Topological duality for orthomodular lattices

TL;DR

This paper introduces orthomodular spaces as a topological duality for orthomodular lattices, providing a new topological semantics for quantum logic and establishing a dual equivalence between algebraic and topological categories.

Contribution

It constructs orthomodular spaces and proves a duality with orthomodular lattices, extending topological semantics to quantum logic.

Findings

Orthomodular spaces form a dual category to orthomodular lattices.

The duality enables a topological semantics for quantum logic Q.
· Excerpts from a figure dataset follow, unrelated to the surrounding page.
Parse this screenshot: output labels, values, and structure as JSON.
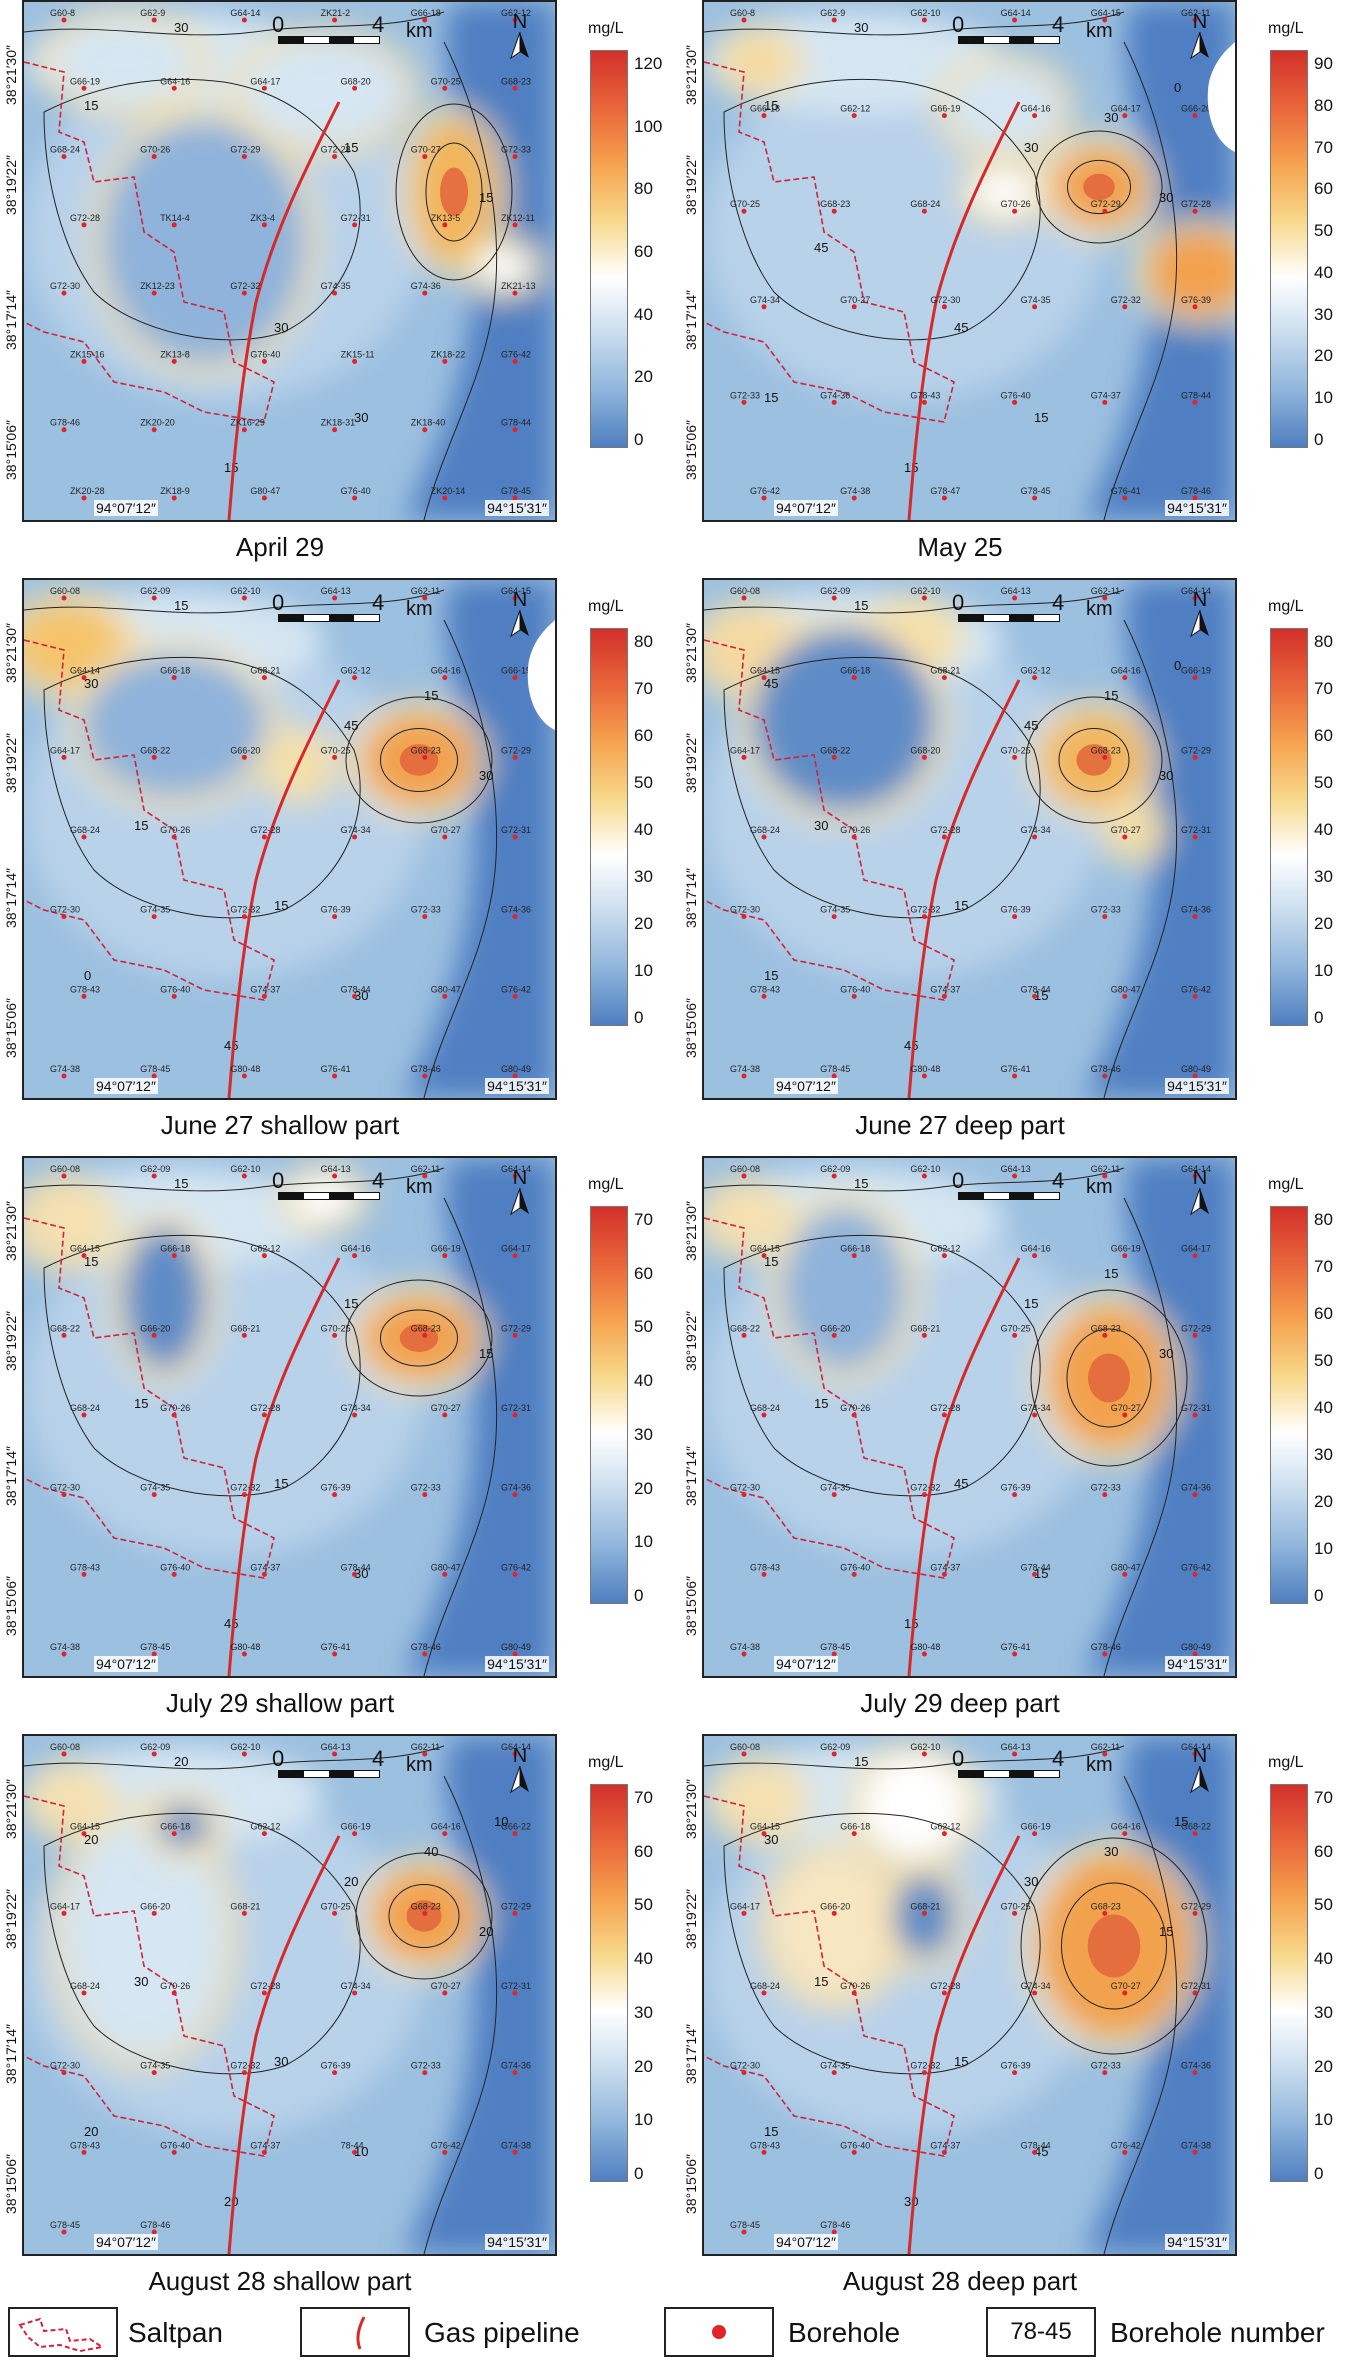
{
  "panels": [
    {
      "id": "p1",
      "caption": "April 29",
      "unit": "mg/L",
      "ticks": [
        "120",
        "100",
        "80",
        "60",
        "40",
        "20",
        "0"
      ],
      "lat_top": "38°21′30″",
      "lat_mid": "38°19′22″",
      "lat_low": "38°17′14″",
      "lat_bot": "38°15′06″",
      "lon_left": "94°07′12″",
      "lon_right": "94°15′31″",
      "scale_0": "0",
      "scale_4": "4",
      "scale_km": "km",
      "north": "N",
      "contours": [
        "30",
        "15",
        "15",
        "30",
        "15",
        "15",
        "30"
      ],
      "boreholes": [
        "G60-8",
        "G62-9",
        "G64-14",
        "ZK21-2",
        "G66-18",
        "G62-12",
        "G66-19",
        "G64-16",
        "G64-17",
        "G68-20",
        "G70-25",
        "G68-23",
        "G68-24",
        "G70-26",
        "G72-29",
        "G72-28",
        "G70-27",
        "G72-33",
        "G72-28",
        "TK14-4",
        "ZK3-4",
        "G72-31",
        "ZK13-5",
        "ZK12-11",
        "G72-30",
        "ZK12-23",
        "G72-32",
        "G74-35",
        "G74-36",
        "ZK21-13",
        "ZK15-16",
        "ZK13-8",
        "G76-40",
        "ZK15-11",
        "ZK18-22",
        "G76-42",
        "G78-46",
        "ZK20-20",
        "ZK16-29",
        "ZK18-31",
        "ZK18-40",
        "G78-44",
        "ZK20-28",
        "ZK18-9",
        "G80-47",
        "G76-40",
        "ZK20-14",
        "G78-45"
      ]
    },
    {
      "id": "p2",
      "caption": "May 25",
      "unit": "mg/L",
      "ticks": [
        "90",
        "80",
        "70",
        "60",
        "50",
        "40",
        "30",
        "20",
        "10",
        "0"
      ],
      "lat_top": "38°21′30″",
      "lat_mid": "38°19′22″",
      "lat_low": "38°17′14″",
      "lat_bot": "38°15′06″",
      "lon_left": "94°07′12″",
      "lon_right": "94°15′31″",
      "scale_0": "0",
      "scale_4": "4",
      "scale_km": "km",
      "north": "N",
      "contours": [
        "30",
        "15",
        "30",
        "45",
        "30",
        "15",
        "15",
        "45",
        "30",
        "15",
        "0"
      ],
      "boreholes": [
        "G60-8",
        "G62-9",
        "G62-10",
        "G64-14",
        "G64-15",
        "G62-11",
        "G66-18",
        "G62-12",
        "G66-19",
        "G64-16",
        "G64-17",
        "G66-20",
        "G70-25",
        "G68-23",
        "G68-24",
        "G70-26",
        "G72-29",
        "G72-28",
        "G74-34",
        "G70-27",
        "G72-30",
        "G74-35",
        "G72-32",
        "G76-39",
        "G72-33",
        "G74-36",
        "G78-43",
        "G76-40",
        "G74-37",
        "G78-44",
        "G76-42",
        "G74-38",
        "G78-47",
        "G78-45",
        "G76-41",
        "G78-46"
      ]
    },
    {
      "id": "p3",
      "caption": "June 27 shallow part",
      "unit": "mg/L",
      "ticks": [
        "80",
        "70",
        "60",
        "50",
        "40",
        "30",
        "20",
        "10",
        "0"
      ],
      "lat_top": "38°21′30″",
      "lat_mid": "38°19′22″",
      "lat_low": "38°17′14″",
      "lat_bot": "38°15′06″",
      "lon_left": "94°07′12″",
      "lon_right": "94°15′31″",
      "scale_0": "0",
      "scale_4": "4",
      "scale_km": "km",
      "north": "N",
      "contours": [
        "15",
        "30",
        "45",
        "15",
        "30",
        "45",
        "30",
        "15",
        "15",
        "0"
      ],
      "boreholes": [
        "G60-08",
        "G62-09",
        "G62-10",
        "G64-13",
        "G62-11",
        "G64-15",
        "G64-14",
        "G66-18",
        "G68-21",
        "G62-12",
        "G64-16",
        "G66-19",
        "G64-17",
        "G68-22",
        "G66-20",
        "G70-25",
        "G68-23",
        "G72-29",
        "G68-24",
        "G70-26",
        "G72-28",
        "G74-34",
        "G70-27",
        "G72-31",
        "G72-30",
        "G74-35",
        "G72-32",
        "G76-39",
        "G72-33",
        "G74-36",
        "G78-43",
        "G76-40",
        "G74-37",
        "G78-44",
        "G80-47",
        "G76-42",
        "G74-38",
        "G78-45",
        "G80-48",
        "G76-41",
        "G78-46",
        "G80-49"
      ]
    },
    {
      "id": "p4",
      "caption": "June 27 deep part",
      "unit": "mg/L",
      "ticks": [
        "80",
        "70",
        "60",
        "50",
        "40",
        "30",
        "20",
        "10",
        "0"
      ],
      "lat_top": "38°21′30″",
      "lat_mid": "38°19′22″",
      "lat_low": "38°17′14″",
      "lat_bot": "38°15′06″",
      "lon_left": "94°07′12″",
      "lon_right": "94°15′31″",
      "scale_0": "0",
      "scale_4": "4",
      "scale_km": "km",
      "north": "N",
      "contours": [
        "15",
        "45",
        "45",
        "15",
        "30",
        "45",
        "15",
        "30",
        "15",
        "15",
        "0"
      ],
      "boreholes": [
        "G60-08",
        "G62-09",
        "G62-10",
        "G64-13",
        "G62-11",
        "G64-14",
        "G64-15",
        "G66-18",
        "G68-21",
        "G62-12",
        "G64-16",
        "G66-19",
        "G64-17",
        "G68-22",
        "G68-20",
        "G70-25",
        "G68-23",
        "G72-29",
        "G68-24",
        "G70-26",
        "G72-28",
        "G74-34",
        "G70-27",
        "G72-31",
        "G72-30",
        "G74-35",
        "G72-32",
        "G76-39",
        "G72-33",
        "G74-36",
        "G78-43",
        "G76-40",
        "G74-37",
        "G78-44",
        "G80-47",
        "G76-42",
        "G74-38",
        "G78-45",
        "G80-48",
        "G76-41",
        "G78-46",
        "G80-49"
      ]
    },
    {
      "id": "p5",
      "caption": "July 29 shallow part",
      "unit": "mg/L",
      "ticks": [
        "70",
        "60",
        "50",
        "40",
        "30",
        "20",
        "10",
        "0"
      ],
      "lat_top": "38°21′30″",
      "lat_mid": "38°19′22″",
      "lat_low": "38°17′14″",
      "lat_bot": "38°15′06″",
      "lon_left": "94°07′12″",
      "lon_right": "94°15′31″",
      "scale_0": "0",
      "scale_4": "4",
      "scale_km": "km",
      "north": "N",
      "contours": [
        "15",
        "15",
        "15",
        "15",
        "15",
        "45",
        "30",
        "15"
      ],
      "boreholes": [
        "G60-08",
        "G62-09",
        "G62-10",
        "G64-13",
        "G62-11",
        "G64-14",
        "G64-15",
        "G66-18",
        "G62-12",
        "G64-16",
        "G66-19",
        "G64-17",
        "G68-22",
        "G66-20",
        "G68-21",
        "G70-25",
        "G68-23",
        "G72-29",
        "G68-24",
        "G70-26",
        "G72-28",
        "G74-34",
        "G70-27",
        "G72-31",
        "G72-30",
        "G74-35",
        "G72-32",
        "G76-39",
        "G72-33",
        "G74-36",
        "G78-43",
        "G76-40",
        "G74-37",
        "G78-44",
        "G80-47",
        "G76-42",
        "G74-38",
        "G78-45",
        "G80-48",
        "G76-41",
        "G78-46",
        "G80-49"
      ]
    },
    {
      "id": "p6",
      "caption": "July 29 deep part",
      "unit": "mg/L",
      "ticks": [
        "80",
        "70",
        "60",
        "50",
        "40",
        "30",
        "20",
        "10",
        "0"
      ],
      "lat_top": "38°21′30″",
      "lat_mid": "38°19′22″",
      "lat_low": "38°17′14″",
      "lat_bot": "38°15′06″",
      "lon_left": "94°07′12″",
      "lon_right": "94°15′31″",
      "scale_0": "0",
      "scale_4": "4",
      "scale_km": "km",
      "north": "N",
      "contours": [
        "15",
        "15",
        "15",
        "45",
        "30",
        "15",
        "15",
        "15",
        "15"
      ],
      "boreholes": [
        "G60-08",
        "G62-09",
        "G62-10",
        "G64-13",
        "G62-11",
        "G64-14",
        "G64-15",
        "G66-18",
        "G62-12",
        "G64-16",
        "G66-19",
        "G64-17",
        "G68-22",
        "G66-20",
        "G68-21",
        "G70-25",
        "G68-23",
        "G72-29",
        "G68-24",
        "G70-26",
        "G72-28",
        "G74-34",
        "G70-27",
        "G72-31",
        "G72-30",
        "G74-35",
        "G72-32",
        "G76-39",
        "G72-33",
        "G74-36",
        "G78-43",
        "G76-40",
        "G74-37",
        "G78-44",
        "G80-47",
        "G76-42",
        "G74-38",
        "G78-45",
        "G80-48",
        "G76-41",
        "G78-46",
        "G80-49"
      ]
    },
    {
      "id": "p7",
      "caption": "August 28 shallow part",
      "unit": "mg/L",
      "ticks": [
        "70",
        "60",
        "50",
        "40",
        "30",
        "20",
        "10",
        "0"
      ],
      "lat_top": "38°21′30″",
      "lat_mid": "38°19′22″",
      "lat_low": "38°17′14″",
      "lat_bot": "38°15′06″",
      "lon_left": "94°07′12″",
      "lon_right": "94°15′31″",
      "scale_0": "0",
      "scale_4": "4",
      "scale_km": "km",
      "north": "N",
      "contours": [
        "20",
        "20",
        "20",
        "30",
        "20",
        "20",
        "10",
        "30",
        "40",
        "20",
        "10"
      ],
      "boreholes": [
        "G60-08",
        "G62-09",
        "G62-10",
        "G64-13",
        "G62-11",
        "G64-14",
        "G64-15",
        "G66-18",
        "G62-12",
        "G66-19",
        "G64-16",
        "G66-22",
        "G64-17",
        "G66-20",
        "G68-21",
        "G70-25",
        "G68-23",
        "G72-29",
        "G68-24",
        "G70-26",
        "G72-28",
        "G74-34",
        "G70-27",
        "G72-31",
        "G72-30",
        "G74-35",
        "G72-32",
        "G76-39",
        "G72-33",
        "G74-36",
        "G78-43",
        "G76-40",
        "G74-37",
        "78-44",
        "G76-42",
        "G74-38",
        "G78-45",
        "G78-46"
      ]
    },
    {
      "id": "p8",
      "caption": "August 28 deep part",
      "unit": "mg/L",
      "ticks": [
        "70",
        "60",
        "50",
        "40",
        "30",
        "20",
        "10",
        "0"
      ],
      "lat_top": "38°21′30″",
      "lat_mid": "38°19′22″",
      "lat_low": "38°17′14″",
      "lat_bot": "38°15′06″",
      "lon_left": "94°07′12″",
      "lon_right": "94°15′31″",
      "scale_0": "0",
      "scale_4": "4",
      "scale_km": "km",
      "north": "N",
      "contours": [
        "15",
        "30",
        "30",
        "15",
        "15",
        "30",
        "45",
        "15",
        "30",
        "15",
        "15"
      ],
      "boreholes": [
        "G60-08",
        "G62-09",
        "G62-10",
        "G64-13",
        "G62-11",
        "G64-14",
        "G64-15",
        "G66-18",
        "G62-12",
        "G66-19",
        "G64-16",
        "G68-22",
        "G64-17",
        "G66-20",
        "G68-21",
        "G70-25",
        "G68-23",
        "G72-29",
        "G68-24",
        "G70-26",
        "G72-28",
        "G74-34",
        "G70-27",
        "G72-31",
        "G72-30",
        "G74-35",
        "G72-32",
        "G76-39",
        "G72-33",
        "G74-36",
        "G78-43",
        "G76-40",
        "G74-37",
        "G78-44",
        "G76-42",
        "G74-38",
        "G78-45",
        "G78-46"
      ]
    }
  ],
  "legend": {
    "saltpan": "Saltpan",
    "pipeline": "Gas pipeline",
    "borehole": "Borehole",
    "number_example": "78-45",
    "number_label": "Borehole number"
  },
  "colors": {
    "low": "#3f70b8",
    "mid_low": "#9ec0e0",
    "neutral": "#ffffff",
    "mid_high": "#f6c46a",
    "high": "#d2302a",
    "pipeline": "#d62a2a",
    "saltpan": "#d0243a"
  }
}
Soundness and completeness of the semantics are established.

Abstract

A class of ordered relational topological spaces is described, which we call orthomodular spaces. Our construction of these spaces involves adding a topology to the class of orthomodular frames introduced by Hartonas, along the lines of Bimb\'o's topologization of the class of orthoframes employed by Goldblatt in his representation of ortholattices. We then prove that the category of orthomodular lattices and homomorphisms is dually equivalent to the category of orthomodular spaces and certain continuous frame morphisms, which we call continuous weak p-morphisms. It is well-known that orthomodular lattices provide an algebraic semantics for the quantum logic Q. Hence, as an application of our duality, we develop a topological semantics for Q using orthomodular spaces and prove soundness and completeness.